I felt like a lot of things took too long to come to the point and most of the ‘problems’ were solved really easily. Elaine barely struggles in London really, she has a few moments of being slightly out of sorts and then she just settles in living with 2 thirty year olds and revamping everything about London living. At times it felt like any issues were contrived to add humour, but it didn’t really feel natural – such as Leena being completely overtaken by a dog that her 79yo grandmother manages to walk once a week without incident. I thought there’d be a much stronger romantic element in this but it’s only at the 11th hour that anything really happens. And if felt like I was just reading pages and pages waiting for things and they weren’t happening! This was actually I think, much more serious than I had expected. I think I thought it’d be much funnier but a lot of it is devoted to Leena’s grief, the loss that they all experienced and how that has affected them all in the time since. It’s done a lot of damage to Leena, who clearly buried herself in work to deal until she simply couldn’t anymore.

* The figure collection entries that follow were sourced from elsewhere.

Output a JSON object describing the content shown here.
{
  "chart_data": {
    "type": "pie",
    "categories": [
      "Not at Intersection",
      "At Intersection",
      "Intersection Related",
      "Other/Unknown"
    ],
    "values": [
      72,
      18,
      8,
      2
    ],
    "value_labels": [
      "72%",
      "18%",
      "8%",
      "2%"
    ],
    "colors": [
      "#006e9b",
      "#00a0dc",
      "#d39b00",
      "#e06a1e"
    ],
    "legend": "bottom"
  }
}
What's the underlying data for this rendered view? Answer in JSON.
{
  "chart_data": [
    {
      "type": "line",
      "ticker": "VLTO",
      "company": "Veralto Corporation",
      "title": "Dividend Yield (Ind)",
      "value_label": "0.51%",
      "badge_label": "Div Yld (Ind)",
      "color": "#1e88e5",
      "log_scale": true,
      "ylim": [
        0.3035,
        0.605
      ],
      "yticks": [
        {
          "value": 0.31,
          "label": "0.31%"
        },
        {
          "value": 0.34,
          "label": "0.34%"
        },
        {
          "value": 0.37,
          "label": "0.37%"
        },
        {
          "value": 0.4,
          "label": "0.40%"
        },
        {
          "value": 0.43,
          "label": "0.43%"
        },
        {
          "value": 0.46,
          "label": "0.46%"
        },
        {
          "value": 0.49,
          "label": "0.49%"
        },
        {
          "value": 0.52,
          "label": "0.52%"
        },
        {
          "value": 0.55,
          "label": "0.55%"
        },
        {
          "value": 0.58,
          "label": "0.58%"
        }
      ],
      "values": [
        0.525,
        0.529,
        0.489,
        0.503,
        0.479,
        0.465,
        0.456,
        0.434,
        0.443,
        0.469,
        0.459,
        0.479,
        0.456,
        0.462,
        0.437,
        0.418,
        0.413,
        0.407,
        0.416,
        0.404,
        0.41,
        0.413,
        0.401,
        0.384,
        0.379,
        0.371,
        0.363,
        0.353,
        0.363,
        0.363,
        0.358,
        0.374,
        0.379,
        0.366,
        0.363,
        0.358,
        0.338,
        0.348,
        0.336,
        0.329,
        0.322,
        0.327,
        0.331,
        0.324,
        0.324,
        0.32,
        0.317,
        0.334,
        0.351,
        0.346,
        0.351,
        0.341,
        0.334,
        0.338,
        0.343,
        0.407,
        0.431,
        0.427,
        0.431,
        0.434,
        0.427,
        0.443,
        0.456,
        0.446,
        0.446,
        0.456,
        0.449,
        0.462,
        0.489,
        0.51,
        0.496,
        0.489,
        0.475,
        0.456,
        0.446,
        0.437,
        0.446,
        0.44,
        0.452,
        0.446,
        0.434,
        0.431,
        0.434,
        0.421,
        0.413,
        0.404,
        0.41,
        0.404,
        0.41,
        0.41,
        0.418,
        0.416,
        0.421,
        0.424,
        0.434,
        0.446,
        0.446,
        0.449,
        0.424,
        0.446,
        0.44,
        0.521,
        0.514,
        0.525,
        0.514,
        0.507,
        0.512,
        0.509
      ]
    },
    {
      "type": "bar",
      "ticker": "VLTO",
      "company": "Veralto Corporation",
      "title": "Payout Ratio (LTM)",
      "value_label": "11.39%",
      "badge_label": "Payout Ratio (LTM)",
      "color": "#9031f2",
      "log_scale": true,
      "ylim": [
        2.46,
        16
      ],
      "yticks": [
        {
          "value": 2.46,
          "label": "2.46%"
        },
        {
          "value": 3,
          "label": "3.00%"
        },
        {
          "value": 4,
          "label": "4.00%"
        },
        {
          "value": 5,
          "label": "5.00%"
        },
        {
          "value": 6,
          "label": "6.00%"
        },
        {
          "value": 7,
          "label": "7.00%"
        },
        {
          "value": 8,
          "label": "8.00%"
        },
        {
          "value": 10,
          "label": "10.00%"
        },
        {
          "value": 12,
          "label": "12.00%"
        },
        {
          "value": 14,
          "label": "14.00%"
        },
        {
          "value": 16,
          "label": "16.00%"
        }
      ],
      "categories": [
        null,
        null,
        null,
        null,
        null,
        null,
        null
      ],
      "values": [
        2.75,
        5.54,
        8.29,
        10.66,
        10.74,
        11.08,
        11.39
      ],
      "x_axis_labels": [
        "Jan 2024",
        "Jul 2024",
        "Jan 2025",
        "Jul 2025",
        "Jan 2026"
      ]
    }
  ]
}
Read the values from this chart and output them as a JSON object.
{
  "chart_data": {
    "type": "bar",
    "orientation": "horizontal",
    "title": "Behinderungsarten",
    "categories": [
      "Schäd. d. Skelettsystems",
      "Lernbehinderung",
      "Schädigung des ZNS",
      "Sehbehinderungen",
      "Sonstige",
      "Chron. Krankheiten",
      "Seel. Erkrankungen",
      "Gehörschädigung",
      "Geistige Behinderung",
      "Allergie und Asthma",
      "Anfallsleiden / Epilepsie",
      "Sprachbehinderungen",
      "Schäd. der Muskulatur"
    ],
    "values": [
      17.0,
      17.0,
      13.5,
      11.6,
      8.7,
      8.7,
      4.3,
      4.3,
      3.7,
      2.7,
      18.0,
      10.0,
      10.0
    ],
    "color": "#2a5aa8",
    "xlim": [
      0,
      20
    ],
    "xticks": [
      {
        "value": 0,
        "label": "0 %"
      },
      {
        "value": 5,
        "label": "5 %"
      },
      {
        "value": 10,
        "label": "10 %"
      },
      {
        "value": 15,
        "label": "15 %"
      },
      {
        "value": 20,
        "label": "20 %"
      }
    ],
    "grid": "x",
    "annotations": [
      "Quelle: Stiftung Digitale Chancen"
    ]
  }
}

Her body almost refused to allow her to keep shoving it aside and working every hour in the day. The break did her the world of good in a lot of ways, it helped her confront her grief, her feelings for her mother and also reassess her career because she was definitely in a rut, using it as a crutch.

But quite a bit of the time I was just….a bit bored. I think sometimes, too much was packed into this (Leena’s flatmate’s lives, her workmate’s attempts at dating, the various ins and outs and problems of the people in the village, etc). To be honest, most of the circle of the Neighbourhood Watch group became interchangeable to me, apart from Betsy and later on, Arnold. I think a lot of the more interesting stuff is going to happen after the end of the book – and I’d rather have read about some of that.